A safe at-home detox will begin with a medical professional’s blessing. You must consult with an addiction specialist who can guide you through the process. The specialist can provide you with a thorough assessment of your status and the potential risks you will be facing. You will be asked questions that include:
For your detox to be effective, you must answer the questions as honestly and to the best of your knowledge as possible. The answers will dictate your level of care and be your guide toward success.
The mind and body can acclimate to the use of drugs very quickly, and unfortunately, it will not adjust back to normal as easily. When the substances you relied on for normalcy disappears, the brain and body will try to return to a normal level of functioning, and when this occurs, withdrawal symptoms can develop. For many drugs, this can be life-threatening.
Alcohol withdrawal is often associated with complications during the rehab process, and these symptoms include heart rate abnormalities and seizures. The U.S. National Library of Medicine recommends anyone with moderate-to-severe alcoholism must receive help from a qualified treatment facility. The health problems that you can experience could require immediate medical care that you will not have access to at home. If the symptoms are neglected, they can lead to seizures or death. If you are ready to get help, you shouldn’t risk your life in the process.
While the health risks that can arise during withdrawal should be considered, there is still another factor that should be thought of when attempting an at-home detox. Those who try an at-home detox do not experience the same recovery rates than people who get help from the professionals. Addiction specialists dedicate their lives to developing the best practices and how to cope with this disease, and with that, those who recover at home are much more prone to relapse than those who attend formal treatment.
Most detox programs offer medication that alleviates the physical and mental distress that is present during withdrawal, and that contributes to the prevention of reverting to drugs to relieve pain. When you don’t feel ill, it helps you to follow the therapy program implemented by the medical detox team. Supervision has also been said to play a role in this process, and when trained medical professionals surround you throughout the day, you don’t have the opportunity to relapse. The constant attention and supervision can deter you from regressing to bad habits.
Seventy percent of those who attend around-the-clock care were free of drugs on discharge, whereas 37 percent in outpatient care.
The support offered in these facilities can help keep you on the right path toward recovery, and while attending the program, you will be away from the community that your drug use occurs. At-home detox may sound good in theory, but there is a lot to consider if sobriety is something you are taking seriously.
At-home detox can seem like the solution to your problem and make you feel like you’re on the road to recovery, but there are areas you cannot ignore. If you are using drugs like barbiturates, alcohol, benzodiazepines, or sedative-hypnotics, detoxing at home may not be the best solution. The withdrawals are dangerous, and the statistics back up its effectiveness.
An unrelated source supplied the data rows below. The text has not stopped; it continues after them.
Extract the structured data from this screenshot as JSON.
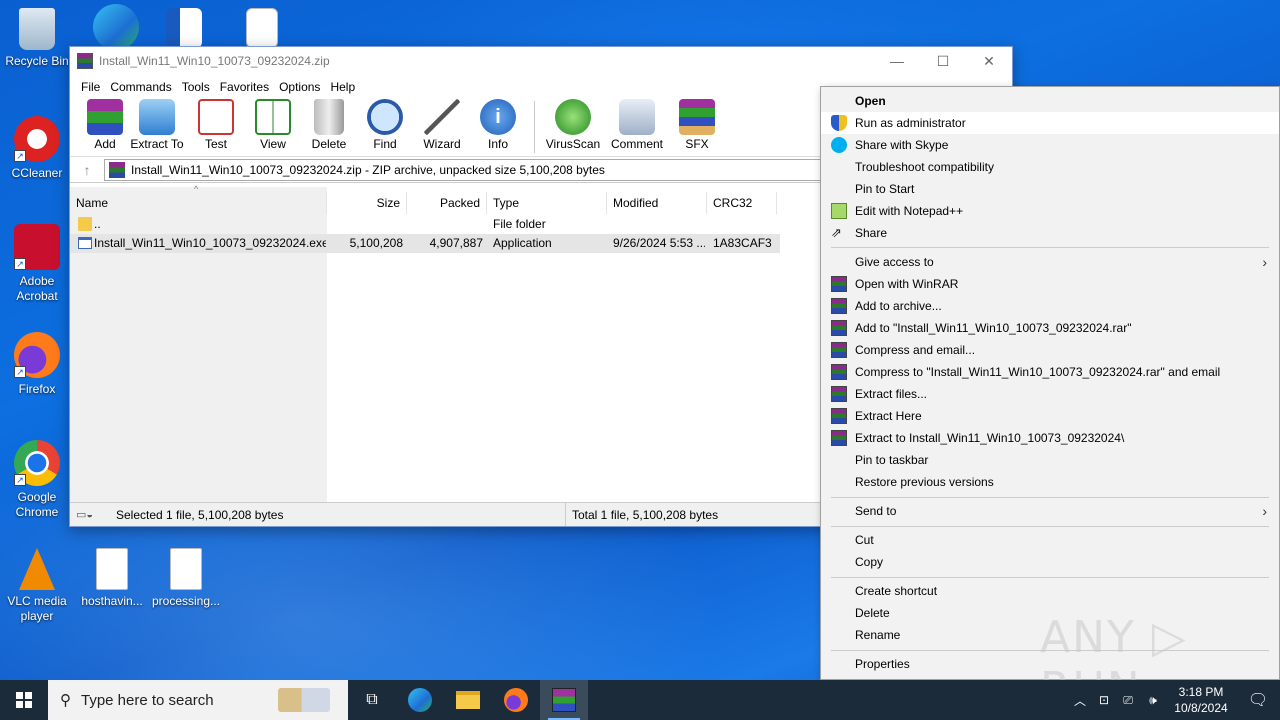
{
  "desktop": {
    "icons": [
      {
        "label": "Recycle Bin"
      },
      {
        "label": "CCleaner"
      },
      {
        "label": "Adobe Acrobat"
      },
      {
        "label": "Firefox"
      },
      {
        "label": "Google Chrome"
      },
      {
        "label": "VLC media player"
      },
      {
        "label": "hosthavin..."
      },
      {
        "label": "processing..."
      }
    ]
  },
  "winrar": {
    "title": "Install_Win11_Win10_10073_09232024.zip",
    "menu": [
      "File",
      "Commands",
      "Tools",
      "Favorites",
      "Options",
      "Help"
    ],
    "toolbar": [
      "Add",
      "Extract To",
      "Test",
      "View",
      "Delete",
      "Find",
      "Wizard",
      "Info",
      "VirusScan",
      "Comment",
      "SFX"
    ],
    "address": "Install_Win11_Win10_10073_09232024.zip - ZIP archive, unpacked size 5,100,208 bytes",
    "columns": [
      "Name",
      "Size",
      "Packed",
      "Type",
      "Modified",
      "CRC32"
    ],
    "rows": [
      {
        "name": "..",
        "size": "",
        "packed": "",
        "type": "File folder",
        "modified": "",
        "crc": ""
      },
      {
        "name": "Install_Win11_Win10_10073_09232024.exe",
        "size": "5,100,208",
        "packed": "4,907,887",
        "type": "Application",
        "modified": "9/26/2024 5:53 ...",
        "crc": "1A83CAF3"
      }
    ],
    "status_left": "Selected 1 file, 5,100,208 bytes",
    "status_right": "Total 1 file, 5,100,208 bytes"
  },
  "context_menu": {
    "items": [
      {
        "label": "Open",
        "bold": true
      },
      {
        "label": "Run as administrator",
        "icon": "shield-icon"
      },
      {
        "label": "Share with Skype",
        "icon": "skype-icon"
      },
      {
        "label": "Troubleshoot compatibility"
      },
      {
        "label": "Pin to Start"
      },
      {
        "label": "Edit with Notepad++",
        "icon": "notepadpp-icon"
      },
      {
        "label": "Share",
        "icon": "share-icon"
      },
      {
        "label": "Give access to",
        "submenu": true
      },
      {
        "label": "Open with WinRAR",
        "icon": "winrar-icon"
      },
      {
        "label": "Add to archive...",
        "icon": "winrar-icon"
      },
      {
        "label": "Add to \"Install_Win11_Win10_10073_09232024.rar\"",
        "icon": "winrar-icon"
      },
      {
        "label": "Compress and email...",
        "icon": "winrar-icon"
      },
      {
        "label": "Compress to \"Install_Win11_Win10_10073_09232024.rar\" and email",
        "icon": "winrar-icon"
      },
      {
        "label": "Extract files...",
        "icon": "winrar-icon"
      },
      {
        "label": "Extract Here",
        "icon": "winrar-icon"
      },
      {
        "label": "Extract to Install_Win11_Win10_10073_09232024\\",
        "icon": "winrar-icon"
      },
      {
        "label": "Pin to taskbar"
      },
      {
        "label": "Restore previous versions"
      },
      {
        "label": "Send to",
        "submenu": true
      },
      {
        "label": "Cut"
      },
      {
        "label": "Copy"
      },
      {
        "label": "Create shortcut"
      },
      {
        "label": "Delete"
      },
      {
        "label": "Rename"
      },
      {
        "label": "Properties"
      }
    ]
  },
  "watermark": "ANY ▷ RUN",
  "taskbar": {
    "search_placeholder": "Type here to search",
    "time": "3:18 PM",
    "date": "10/8/2024"
  }
}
Someone that is serious about getting sober and wants to save their life should not risk harming themselves by doing this on their own.Traditional treatment has decades of data to back up its claims about how useful it can be. If you want a safe and efficient way of getting sober, your best option is to attend a professional treatment facility. At-home detox does not offer the relief or supervision that you will receive from at-home detox.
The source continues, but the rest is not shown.